The central bank said Monday it will impose reserve-requirement ratios on yuan deposited onshore by overseas financial institutions from Jan. 25, a move that may increase the cost of short-selling the currency. China has no intention of devaluing the yuan and fluctuations in the exchange rate are a result of market forces, Vice President Li Yuanchao said on Thursday. Asia’s largest economy expanded the least since 2009 last quarter and the Shanghai Composite Index of stocks is down 18 percent this year.
"Chinese authorities won’t let the yuan devalue sharply because that will hamper the currency’s internationalization and exacerbate capital outflows," said Kenix Lai, a foreign-exchange analyst at Bank of East Asia Ltd. in Hong Kong. "Even though China’s economy is going downhill, the government will only allow the yuan to weaken slowly as it uses its foreign-exchange reserves to stabilize the exchange rate."

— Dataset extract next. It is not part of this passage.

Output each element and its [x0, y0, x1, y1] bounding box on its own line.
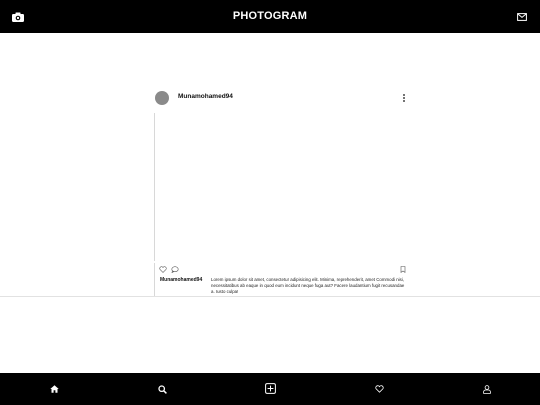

The yuan traded in Hong Kong gained 0.11 percent this week and dropped 0.04 percent on Friday to 6.6063 a dollar as of 4:04 p.m. London time, data compiled by Bloomberg show. The currency rose 0.09 percent from Jan. 15 in Shanghai and was little changed on Friday at 6.5785. The monetary authority strengthened its reference rate, which the onshore yuan can trade as much as 2 percent either side of, by 0.1 percent this week to 6.5572.

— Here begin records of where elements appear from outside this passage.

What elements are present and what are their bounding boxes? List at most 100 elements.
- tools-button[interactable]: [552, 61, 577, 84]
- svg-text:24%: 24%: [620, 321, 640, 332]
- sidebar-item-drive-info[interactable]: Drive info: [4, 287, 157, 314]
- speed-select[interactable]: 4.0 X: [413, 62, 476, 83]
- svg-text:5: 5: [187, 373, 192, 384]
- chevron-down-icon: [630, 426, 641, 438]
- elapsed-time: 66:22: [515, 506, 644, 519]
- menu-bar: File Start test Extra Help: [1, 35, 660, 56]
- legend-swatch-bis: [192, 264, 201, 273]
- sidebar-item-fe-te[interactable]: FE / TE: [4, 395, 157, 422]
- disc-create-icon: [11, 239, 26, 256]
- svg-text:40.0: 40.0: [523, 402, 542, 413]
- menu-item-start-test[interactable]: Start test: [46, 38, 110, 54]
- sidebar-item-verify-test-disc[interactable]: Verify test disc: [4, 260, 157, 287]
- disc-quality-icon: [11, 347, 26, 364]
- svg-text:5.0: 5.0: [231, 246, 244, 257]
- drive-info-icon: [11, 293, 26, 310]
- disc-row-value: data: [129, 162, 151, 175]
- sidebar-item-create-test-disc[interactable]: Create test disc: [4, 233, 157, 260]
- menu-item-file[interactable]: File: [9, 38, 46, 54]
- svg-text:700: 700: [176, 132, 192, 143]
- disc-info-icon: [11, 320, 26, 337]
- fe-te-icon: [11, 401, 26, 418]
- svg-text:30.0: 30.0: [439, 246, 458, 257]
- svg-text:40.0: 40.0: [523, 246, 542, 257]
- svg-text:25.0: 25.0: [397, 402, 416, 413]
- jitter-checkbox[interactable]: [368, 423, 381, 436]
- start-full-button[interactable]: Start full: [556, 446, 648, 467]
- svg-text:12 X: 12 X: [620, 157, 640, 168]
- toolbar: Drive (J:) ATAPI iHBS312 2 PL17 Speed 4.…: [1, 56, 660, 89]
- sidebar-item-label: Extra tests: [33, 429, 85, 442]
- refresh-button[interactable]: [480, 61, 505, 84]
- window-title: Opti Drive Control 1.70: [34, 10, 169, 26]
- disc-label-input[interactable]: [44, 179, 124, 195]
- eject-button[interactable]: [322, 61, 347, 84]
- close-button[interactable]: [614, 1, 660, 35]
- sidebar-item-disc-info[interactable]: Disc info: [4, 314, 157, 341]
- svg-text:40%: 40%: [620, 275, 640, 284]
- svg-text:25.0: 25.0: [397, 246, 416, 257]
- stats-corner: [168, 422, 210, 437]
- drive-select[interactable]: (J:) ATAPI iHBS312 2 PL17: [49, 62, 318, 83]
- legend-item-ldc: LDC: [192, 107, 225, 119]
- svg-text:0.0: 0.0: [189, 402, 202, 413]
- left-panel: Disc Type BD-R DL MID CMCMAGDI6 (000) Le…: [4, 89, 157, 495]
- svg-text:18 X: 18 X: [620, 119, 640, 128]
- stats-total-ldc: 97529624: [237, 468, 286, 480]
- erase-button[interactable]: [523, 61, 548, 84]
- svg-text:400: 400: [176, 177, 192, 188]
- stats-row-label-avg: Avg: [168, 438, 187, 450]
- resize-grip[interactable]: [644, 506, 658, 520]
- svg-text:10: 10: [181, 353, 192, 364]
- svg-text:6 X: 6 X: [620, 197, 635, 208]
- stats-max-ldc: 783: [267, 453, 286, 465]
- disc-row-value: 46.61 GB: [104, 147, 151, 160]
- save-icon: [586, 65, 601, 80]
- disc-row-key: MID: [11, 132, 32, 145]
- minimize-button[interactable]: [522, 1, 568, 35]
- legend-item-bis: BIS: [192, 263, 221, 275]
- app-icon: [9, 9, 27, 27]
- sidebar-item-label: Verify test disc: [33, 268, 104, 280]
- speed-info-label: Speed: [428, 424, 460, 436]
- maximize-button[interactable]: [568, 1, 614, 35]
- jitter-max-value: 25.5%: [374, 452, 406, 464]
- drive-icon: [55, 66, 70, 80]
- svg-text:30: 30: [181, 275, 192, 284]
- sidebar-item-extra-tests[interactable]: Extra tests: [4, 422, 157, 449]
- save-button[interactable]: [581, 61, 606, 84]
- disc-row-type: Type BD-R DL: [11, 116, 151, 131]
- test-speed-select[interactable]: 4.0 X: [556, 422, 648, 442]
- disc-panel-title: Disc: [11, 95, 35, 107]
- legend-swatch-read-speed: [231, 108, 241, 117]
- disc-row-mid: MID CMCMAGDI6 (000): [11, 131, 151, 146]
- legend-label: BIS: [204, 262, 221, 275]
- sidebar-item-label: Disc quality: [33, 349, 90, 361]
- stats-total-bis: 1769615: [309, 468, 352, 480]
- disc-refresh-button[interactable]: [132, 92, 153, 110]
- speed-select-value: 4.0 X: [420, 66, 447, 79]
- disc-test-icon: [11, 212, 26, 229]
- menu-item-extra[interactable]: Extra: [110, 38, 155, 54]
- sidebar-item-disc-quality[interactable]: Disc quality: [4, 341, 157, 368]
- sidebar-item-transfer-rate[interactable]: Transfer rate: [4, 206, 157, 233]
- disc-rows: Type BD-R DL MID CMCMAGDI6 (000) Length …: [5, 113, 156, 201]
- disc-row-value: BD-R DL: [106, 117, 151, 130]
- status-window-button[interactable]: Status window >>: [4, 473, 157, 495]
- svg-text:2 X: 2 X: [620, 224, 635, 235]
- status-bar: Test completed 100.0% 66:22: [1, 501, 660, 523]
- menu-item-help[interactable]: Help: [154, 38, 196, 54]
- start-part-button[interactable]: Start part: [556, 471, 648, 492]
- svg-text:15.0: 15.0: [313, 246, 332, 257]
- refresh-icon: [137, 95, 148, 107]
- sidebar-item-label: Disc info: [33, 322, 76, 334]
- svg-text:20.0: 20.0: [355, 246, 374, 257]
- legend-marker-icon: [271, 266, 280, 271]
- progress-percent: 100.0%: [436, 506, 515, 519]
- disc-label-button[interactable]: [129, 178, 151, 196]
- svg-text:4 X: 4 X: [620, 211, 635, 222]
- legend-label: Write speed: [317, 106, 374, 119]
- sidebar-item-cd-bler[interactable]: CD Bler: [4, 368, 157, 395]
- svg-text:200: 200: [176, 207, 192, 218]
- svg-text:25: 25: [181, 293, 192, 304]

A Bloomberg replica of a new yuan index, which is composed of 13 currencies and published by the China Foreign Exchange Trade System, advanced 0.2 percent this week to 100.66, trimming this year’s loss to 0.7 percent. Ma Jun, chief economist at the PBOC’s research bureau, said last week that the yuan will be more stable against a basket of currencies but become more volatile versus the greenback as China reforms it foreign-exchange system.

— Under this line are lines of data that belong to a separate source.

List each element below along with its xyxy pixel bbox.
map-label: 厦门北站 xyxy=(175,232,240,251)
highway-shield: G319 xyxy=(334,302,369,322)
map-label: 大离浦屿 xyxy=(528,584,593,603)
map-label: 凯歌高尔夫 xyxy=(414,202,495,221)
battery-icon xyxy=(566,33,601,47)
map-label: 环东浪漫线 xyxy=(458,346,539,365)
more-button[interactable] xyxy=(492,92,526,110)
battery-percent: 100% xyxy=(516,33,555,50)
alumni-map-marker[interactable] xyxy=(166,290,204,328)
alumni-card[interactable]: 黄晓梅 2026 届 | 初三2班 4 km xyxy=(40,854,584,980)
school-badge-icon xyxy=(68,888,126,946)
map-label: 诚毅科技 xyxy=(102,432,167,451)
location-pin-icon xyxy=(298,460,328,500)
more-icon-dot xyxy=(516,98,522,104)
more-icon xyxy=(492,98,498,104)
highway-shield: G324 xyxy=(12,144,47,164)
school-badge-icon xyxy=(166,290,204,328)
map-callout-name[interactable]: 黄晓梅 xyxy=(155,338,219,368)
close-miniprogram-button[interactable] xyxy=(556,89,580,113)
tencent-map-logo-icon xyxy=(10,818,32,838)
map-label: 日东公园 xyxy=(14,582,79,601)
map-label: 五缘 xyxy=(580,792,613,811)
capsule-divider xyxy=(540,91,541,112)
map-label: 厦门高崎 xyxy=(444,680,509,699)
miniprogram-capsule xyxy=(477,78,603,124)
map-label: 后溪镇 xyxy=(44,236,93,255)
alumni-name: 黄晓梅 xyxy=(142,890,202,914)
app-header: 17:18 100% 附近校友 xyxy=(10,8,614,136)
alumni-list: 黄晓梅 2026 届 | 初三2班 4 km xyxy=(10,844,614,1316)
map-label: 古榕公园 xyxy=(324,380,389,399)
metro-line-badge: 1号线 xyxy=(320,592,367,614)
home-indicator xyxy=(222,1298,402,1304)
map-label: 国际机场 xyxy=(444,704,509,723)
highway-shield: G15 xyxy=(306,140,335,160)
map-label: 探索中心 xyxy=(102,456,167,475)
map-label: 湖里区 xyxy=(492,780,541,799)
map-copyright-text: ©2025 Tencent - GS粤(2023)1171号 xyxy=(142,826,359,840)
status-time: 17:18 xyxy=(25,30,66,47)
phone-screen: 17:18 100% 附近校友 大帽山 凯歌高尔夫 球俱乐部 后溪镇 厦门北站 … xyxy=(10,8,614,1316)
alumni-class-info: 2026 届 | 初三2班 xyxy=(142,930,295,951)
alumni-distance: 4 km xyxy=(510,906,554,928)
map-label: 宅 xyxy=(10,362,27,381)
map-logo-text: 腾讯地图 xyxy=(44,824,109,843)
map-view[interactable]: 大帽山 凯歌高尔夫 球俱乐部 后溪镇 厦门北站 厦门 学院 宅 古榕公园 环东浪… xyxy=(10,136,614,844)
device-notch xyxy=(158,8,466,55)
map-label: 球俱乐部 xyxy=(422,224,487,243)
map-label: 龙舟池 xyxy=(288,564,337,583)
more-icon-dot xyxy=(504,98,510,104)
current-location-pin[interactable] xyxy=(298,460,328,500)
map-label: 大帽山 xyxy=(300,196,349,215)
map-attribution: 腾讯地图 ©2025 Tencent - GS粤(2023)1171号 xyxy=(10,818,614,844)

The reserve ratio required by the People’s Bank of China will be the same as the 17.5 percent applied on big mainland lenders, according to people familiar with the matter. The move came after the monetary authority intervened repeatedly in the offshore market, draining liquidity in Hong Kong and pushing the interbank lending rates for the currency to record highs.
Some Shanghai banks have askedbranches to check whether individuals sent foreign-currency abroad by breaking up their purchases into smaller transactions and will take punitive action if violations are discovered, according to people familiar with the matter.
Chinese banks sold a net 568.3 billion yuan ($86.4 billion) of overseas currencies to their clients last month, the State Administration of Foreign Exchange said on its website Thursday. That’s a sixth consecutive month of net selling and more than twice the amount in November. China’s foreign-exchange outflows rose to $97 billion in December from $39 billion a month earlier, Goldman Sachs Group Inc. economists led by Hong Kong-based MK Tang wrote in a note on Friday.
Outflow pressure eased in the last quarter and cross-border capital flow risks are controllable, SAFE said Thursday. China’s foreign-exchange reserves, which dropped by a record $108 billion to $3.33 trillion in December, are ample and are a buffer against external shocks, according to the regulator.